Capacité d’emprunt : pourquoi votre calcul et celui de la banque divergent

Vous annoncez 280 000 € à votre client, la banque en retient 245 000 €. L'écart ne vient presque jamais d'une erreur de calcul. Il vient de ce que chaque établissement met dans la formule, et des postes que le simulateur grand public ignore.

Le calcul de base

Mensualité maximale = revenus nets retenus × 35 % − charges de crédit en cours

De cette mensualité découle un capital, fonction du taux, de la durée et du coût de l'assurance.
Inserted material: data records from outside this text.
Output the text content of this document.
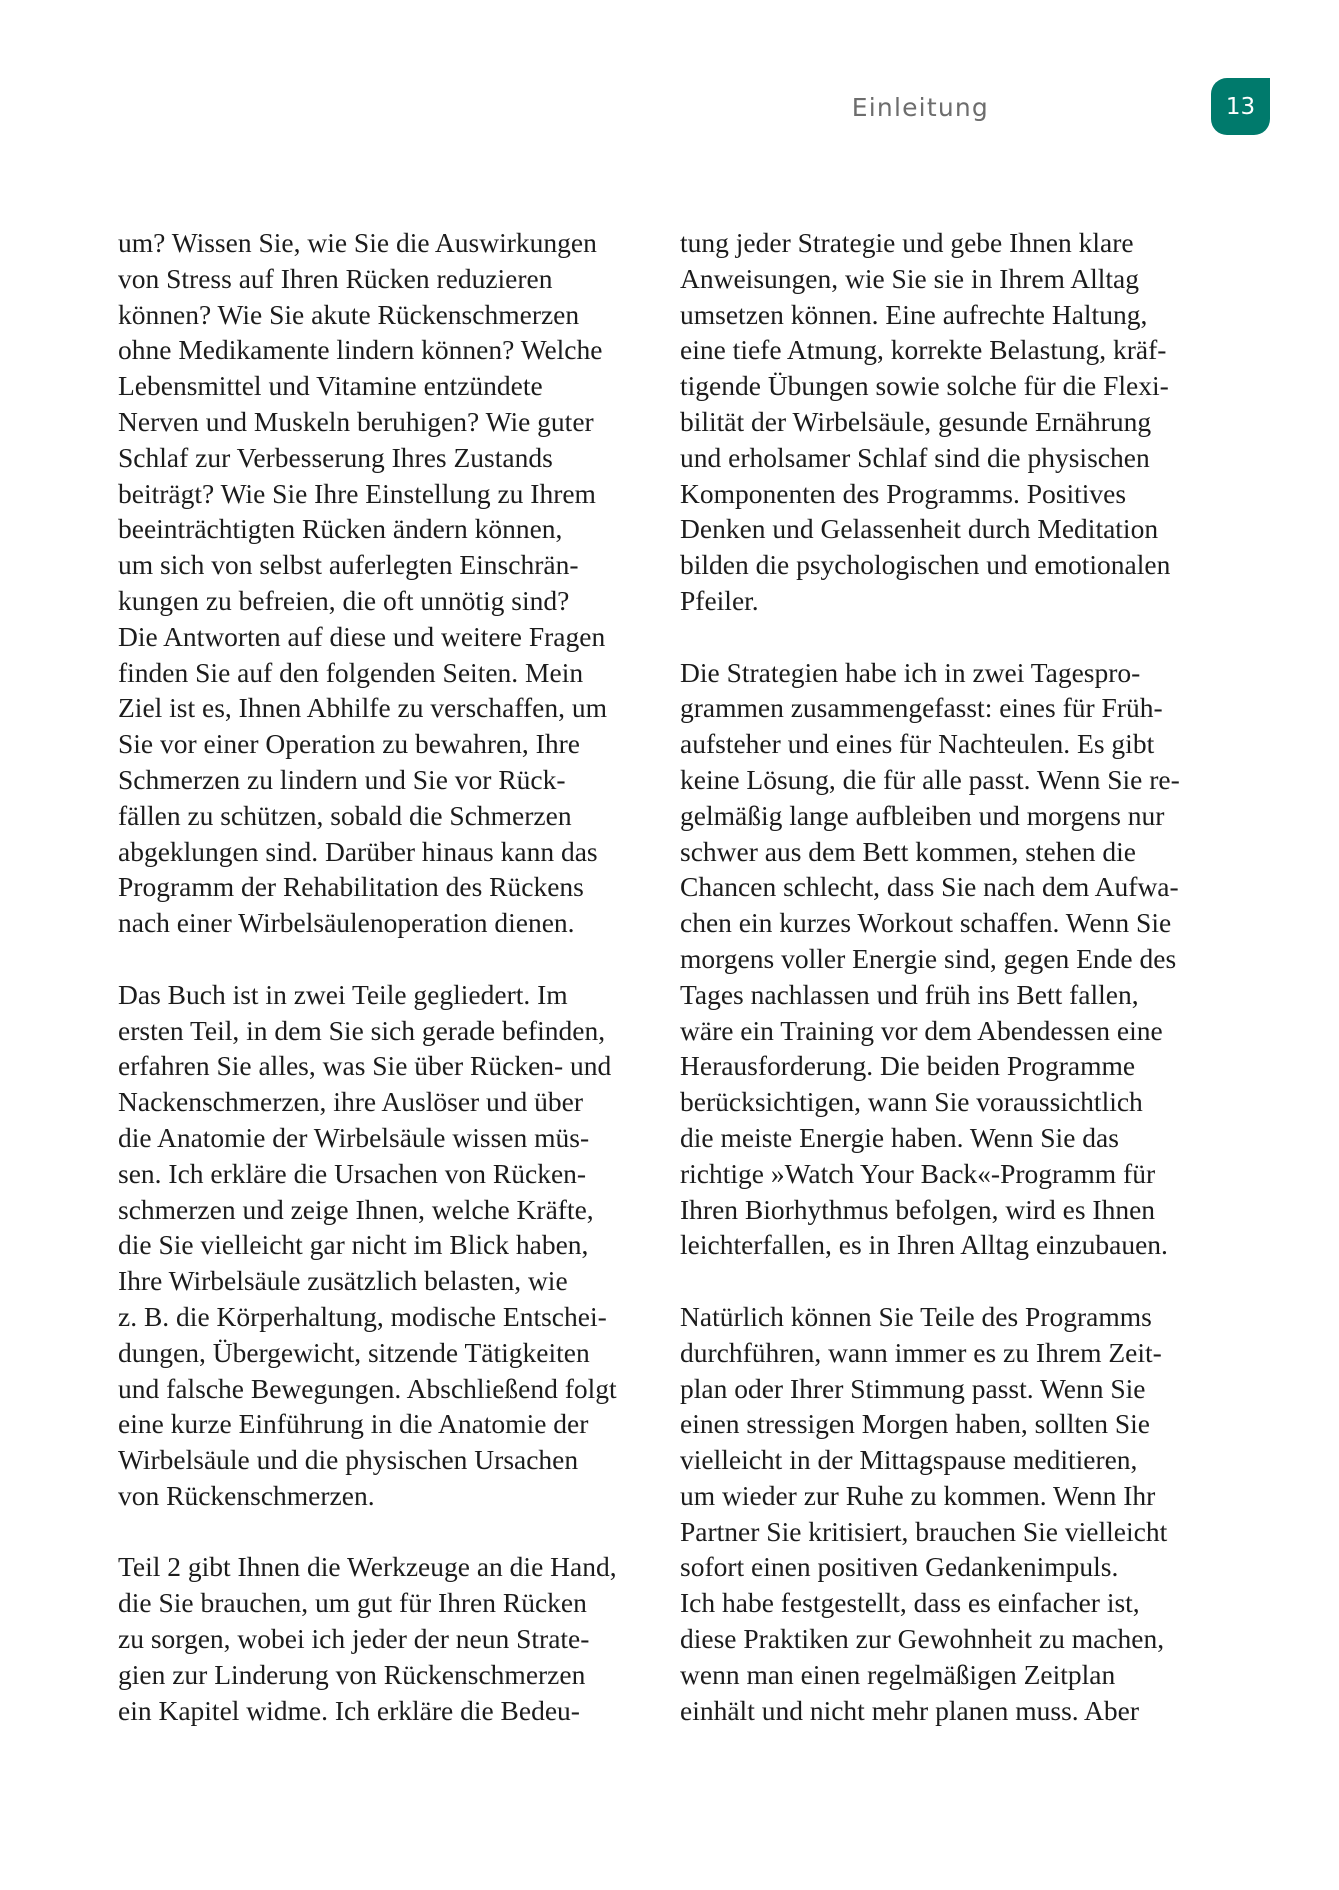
Einleitung	13
um? Wissen Sie, wie Sie die Auswirkungen
von Stress auf Ihren Rücken reduzieren
können? Wie Sie akute Rückenschmerzen
ohne Medikamente lindern können? Welche
Lebensmittel und Vitamine entzündete
Nerven und Muskeln beruhigen? Wie guter
Schlaf zur Verbesserung Ihres Zustands
beiträgt? Wie Sie Ihre Einstellung zu Ihrem
beeinträchtigten Rücken ändern können,
um sich von selbst auferlegten Einschrän-
kungen zu befreien, die oft unnötig sind?
Die Antworten auf diese und weitere Fragen
finden Sie auf den folgenden Seiten. Mein
Ziel ist es, Ihnen Abhilfe zu verschaffen, um
Sie vor einer Operation zu bewahren, Ihre
Schmerzen zu lindern und Sie vor Rück-
fällen zu schützen, sobald die Schmerzen
abgeklungen sind. Darüber hinaus kann das
Programm der Rehabilitation des Rückens
nach einer Wirbelsäulenoperation dienen.
Das Buch ist in zwei Teile gegliedert. Im
ersten Teil, in dem Sie sich gerade befinden,
erfahren Sie alles, was Sie über Rücken- und
Nackenschmerzen, ihre Auslöser und über
die Anatomie der Wirbelsäule wissen müs-
sen. Ich erkläre die Ursachen von Rücken-
schmerzen und zeige Ihnen, welche Kräfte,
die Sie vielleicht gar nicht im Blick haben,
Ihre Wirbelsäule zusätzlich belasten, wie
z. B. die Körperhaltung, modische Entschei-
dungen, Übergewicht, sitzende Tätigkeiten
und falsche Bewegungen. Abschließend folgt
eine kurze Einführung in die Anatomie der
Wirbelsäule und die physischen Ursachen
von Rückenschmerzen.
Teil 2 gibt Ihnen die Werkzeuge an die Hand,
die Sie brauchen, um gut für Ihren Rücken
zu sorgen, wobei ich jeder der neun Strate-
gien zur Linderung von Rückenschmerzen
ein Kapitel widme. Ich erkläre die Bedeu-
tung jeder Strategie und gebe Ihnen klare
Anweisungen, wie Sie sie in Ihrem Alltag
umsetzen können. Eine aufrechte Haltung,
eine tiefe Atmung, korrekte Belastung, kräf-
tigende Übungen sowie solche für die Flexi-
bilität der Wirbelsäule, gesunde Ernährung
und erholsamer Schlaf sind die physischen
Komponenten des Programms. Positives
Denken und Gelassenheit durch Meditation
bilden die psychologischen und emotionalen
Pfeiler.
Die Strategien habe ich in zwei Tagespro-
grammen zusammengefasst: eines für Früh-
aufsteher und eines für Nachteulen. Es gibt
keine Lösung, die für alle passt. Wenn Sie re-
gelmäßig lange aufbleiben und morgens nur
schwer aus dem Bett kommen, stehen die
Chancen schlecht, dass Sie nach dem Aufwa-
chen ein kurzes Workout schaffen. Wenn Sie
morgens voller Energie sind, gegen Ende des
Tages nachlassen und früh ins Bett fallen,
wäre ein Training vor dem Abendessen eine
Herausforderung. Die beiden Programme
berücksichtigen, wann Sie voraussichtlich
die meiste Energie haben. Wenn Sie das
richtige »Watch Your Back«-Programm für
Ihren Biorhythmus befolgen, wird es Ihnen
leichterfallen, es in Ihren Alltag einzubauen.
Natürlich können Sie Teile des Programms
durchführen, wann immer es zu Ihrem Zeit-
plan oder Ihrer Stimmung passt. Wenn Sie
einen stressigen Morgen haben, sollten Sie
vielleicht in der Mittagspause meditieren,
um wieder zur Ruhe zu kommen. Wenn Ihr
Partner Sie kritisiert, brauchen Sie vielleicht
sofort einen positiven Gedankenimpuls.
Ich habe festgestellt, dass es einfacher ist,
diese Praktiken zur Gewohnheit zu machen,
wenn man einen regelmäßigen Zeitplan
einhält und nicht mehr planen muss. Aber
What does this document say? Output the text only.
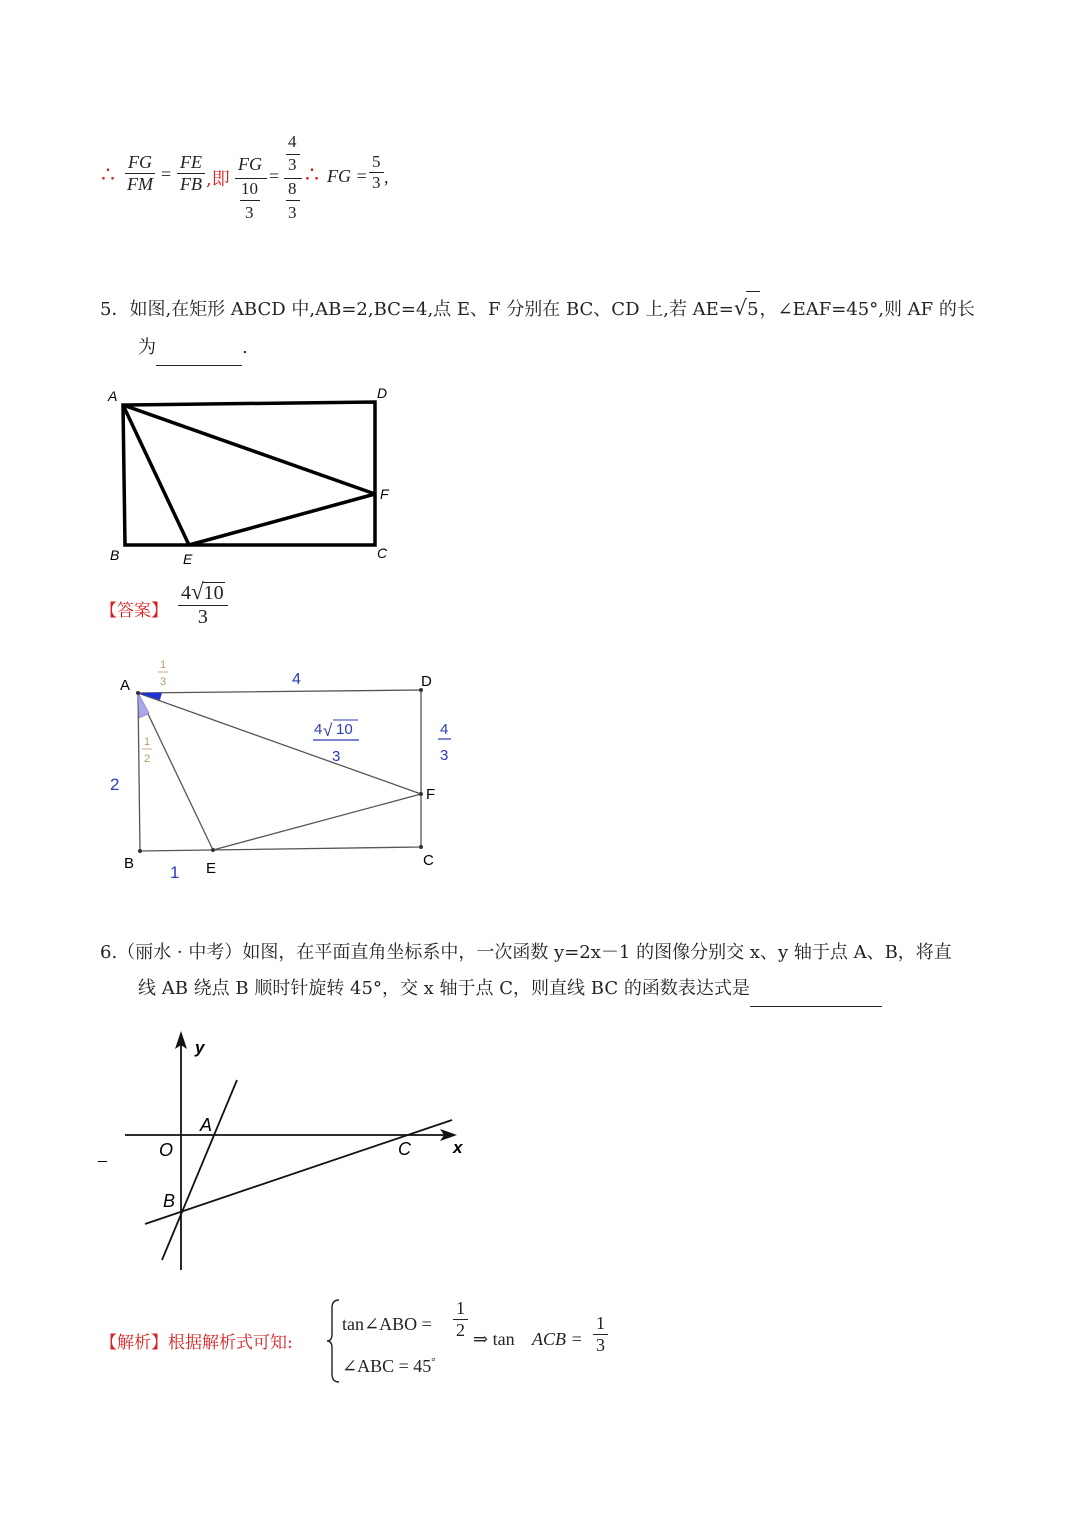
∴ $\frac{FG}{FM} = \frac{FE}{FB}$ ,即
FG
10
3
=
4
3
8
3
∴ FG = $\frac{5}{3}$ ,
5．如图,在矩形 ABCD 中,AB=2,BC=4,点 E、F 分别在 BC、CD 上,若 AE=√5，∠EAF=45°,则 AF 的长
为	.
A	D
F
B	E	C
【答案】 $\frac{4√10}{3}$
A	D
F
B	E	C
4
2
1
4
3
4 √ 10
3
1
3
1
2
6.（丽水 · 中考）如图，在平面直角坐标系中，一次函数 y=2x－1 的图像分别交 x、y 轴于点 A、B，将直
线 AB 绕点 B 顺时针旋转 45°，交 x 轴于点 C，则直线 BC 的函数表达式是
y
x
O
A
B
C
_
【解析】根据解析式可知:
tan∠ABO = $\frac{1}{2}$
∠ABC = 45°
⇒ tan ACB = $\frac{1}{3}$
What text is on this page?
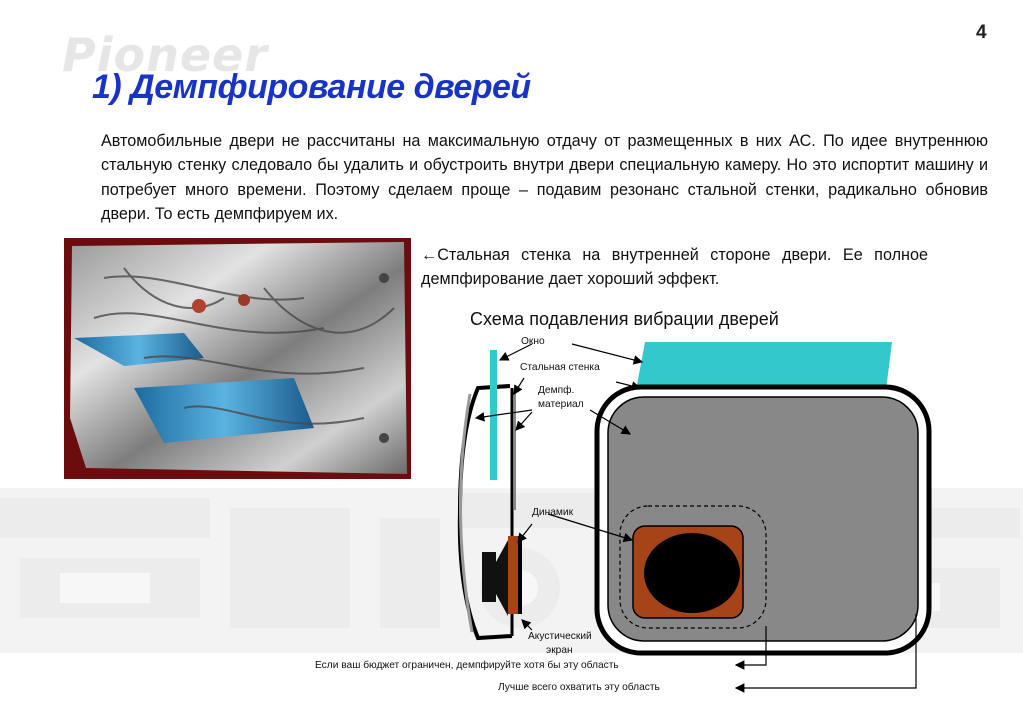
Pioneer	4
1) Демпфирование дверей

Автомобильные двери не рассчитаны на максимальную отдачу от размещенных в них АС. По идее внутреннюю стальную стенку следовало бы удалить и обустроить внутри двери специальную камеру. Но это испортит машину и потребует много времени. Поэтому сделаем проще – подавим резонанс стальной стенки, радикально обновив двери. То есть демпфируем их.

←Стальная стенка на внутренней стороне двери. Ее полное демпфирование дает хороший эффект.

Схема подавления вибрации дверей
Окно
Стальная стенка
Демпф.
материал
Динамик
Акустический
экран
Если ваш бюджет ограничен, демпфируйте хотя бы эту область
Лучше всего охватить эту область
Jusqu'ici, tout le monde obtient le même résultat. Les divergences apparaissent sur les trois étages suivants.

Étage 1 : les revenus réellement retenus

Revenus locatifs

Retenus le plus souvent à 70 %, la différence couvrant vacance et charges. Un client qui présente ses loyers bruts voit sa capacité fondre dès la première analyse.

Primes et variables

Lissés sur deux à trois exercices, et seulement s'ils sont récurrents. Les avis d'imposition font foi, pas les derniers bulletins de salaire.

Travailleurs non salariés

Appréciés sur les liasses fiscales, souvent sur trois exercices, avec des retraitements propres à chaque banque selon la forme juridique et la politique de distribution.

Prestations et pensions

Retenues si elles sont durables et justifiées. Les prestations familiales dépendent de l'âge des enfants et de leur horizon de versement.

Étage 2 : la méthode de calcul

Sur un dossier locatif, deux méthodes coexistent et donnent des résultats très différents.

La méthode classique ajoute les loyers minorés aux revenus et la nouvelle mensualité aux charges. La méthode différentielle déduit d'abord les loyers de la mensualité du bien concerné, et ne fait remonter que le solde en charge.

Sur un investisseur déjà propriétaire de plusieurs biens, l'écart entre les deux méthodes peut représenter plusieurs dizaines de milliers d'euros de capacité. Savoir quel établissement applique laquelle est une information de terrain qui vaut plus qu'un quart de point de négociation.

Étage 3 : ce que le simulateur oublie

Les frais annexes

Frais de notaire, frais de garantie, frais de dossier et frais de courtage se financent rarement. Ils viennent en déduction de l'apport disponible, donc du capital mobilisable.

Le coût de la garantie

Caution ou hypothèque, le coût varie selon l'organisme et le montant. Sur un dossier tendu, le choix de la garantie déplace la ligne d'arrivée.

Le reste à vivre

Apprécié en valeur absolue et selon la composition du foyer. Un ménage conforme aux 35 % peut être refusé si le reste à vivre est jugé insuffisant.

Le saut de charge

L'écart entre le loyer actuel et la future mensualité. Un saut important sur un client sans historique d'épargne inquiète l'analyste, même dans les clous.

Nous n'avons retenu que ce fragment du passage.